Admirable about # 5 “Hoge Woerd” as well as # 6 “DOMunder in Utrecht” (T. Pieren, F. Hasselaar, N. Mills) is their professional handling of (visitor) research, and their creative boldness in acting upon these data. Less ingenious, but bold in a way are the approaches described in # 10 “Communicating the Frontiers (...) in Bavaria” (C. Flügel) who spends half of his essay mocking rural roundabout decorations and other clumsy expressions of love and local identification with the World Heritage Site. The presentation of a character called “December” as presenter in the Limeseum Ruffenhofen could have gone into more detail.

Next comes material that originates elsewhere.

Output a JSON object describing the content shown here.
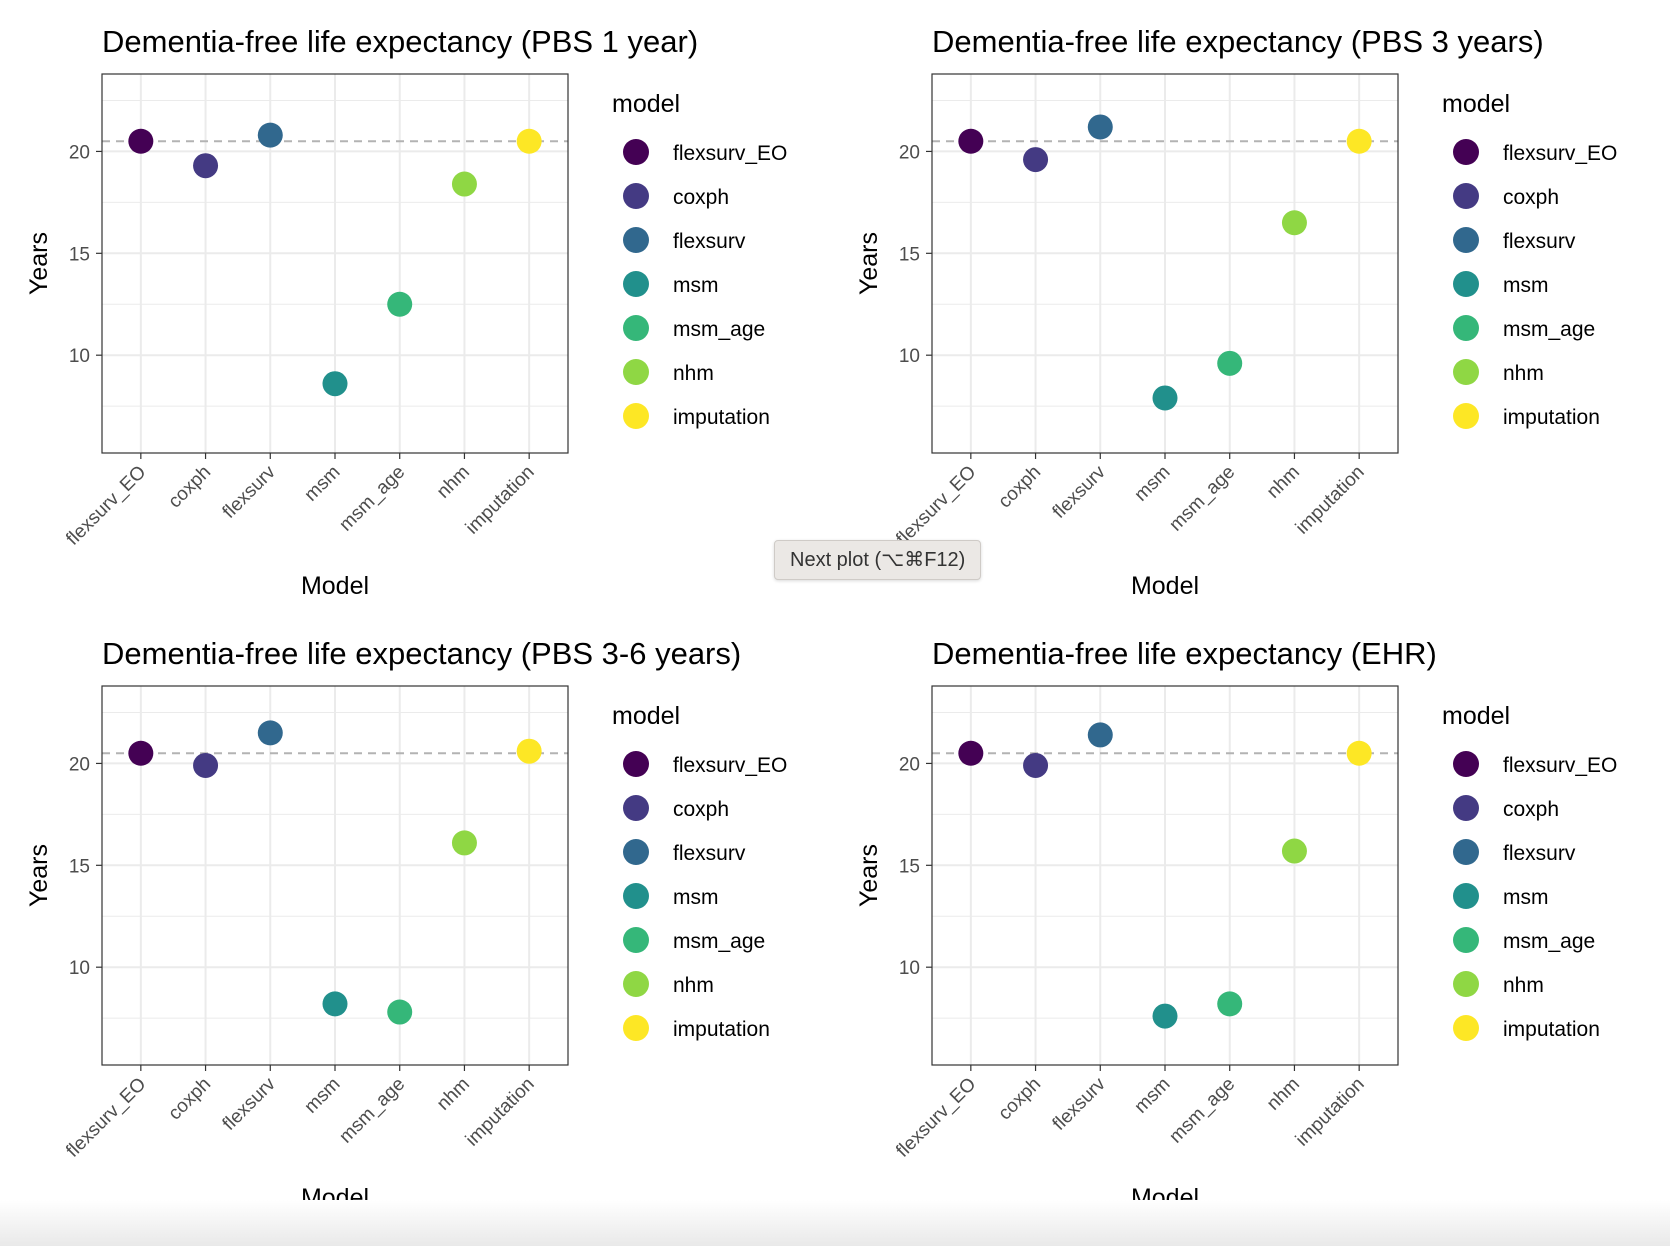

Two research-heavy essays are # 7 “Viminacium” (S. Golubovic) and # 8 “The ALAPP project” (P. Weeks / E. Dobat). Viminacium is still in need of an overarching concept that makes due use of its considerable assets. It has taken an important step forward already evaluating them. The ALAPP (Advanced Limes Application) project is a well-researched and crafted app, but it is struggling with the typical problems of a project that took time to develop within a medium running at breakneck speed. It should be mentioned that approval ratings of around 50 % are not good, especially concerning apps, (I used to develop websites and apps in a previous life).
“Not good” is also a key word for the single theoretical essay of the volume, #10 “Roman frontiers in the UK: assessing the messages (...)”. It is a good essay, though, addressing underlying messages and viewpoints like “Roman Britain was a good thing” or “Romans in Britain were white” which still are often to be encountered within the audiences.
The essays radiate a can-do energy, which is a welcome ray of hope after three years of Covid-induced depression and today’s bleak wartime perspective. We need this energy more than ever.
Book Information:
Mills, Nigel (ed.). 2021. Visitor Experiences and Audiences for the Roman Frontiers. BAR Publishing - BAR International Series. 198 pages. Illustrated throughout in colour and black and white. 10 tables and 125 figures.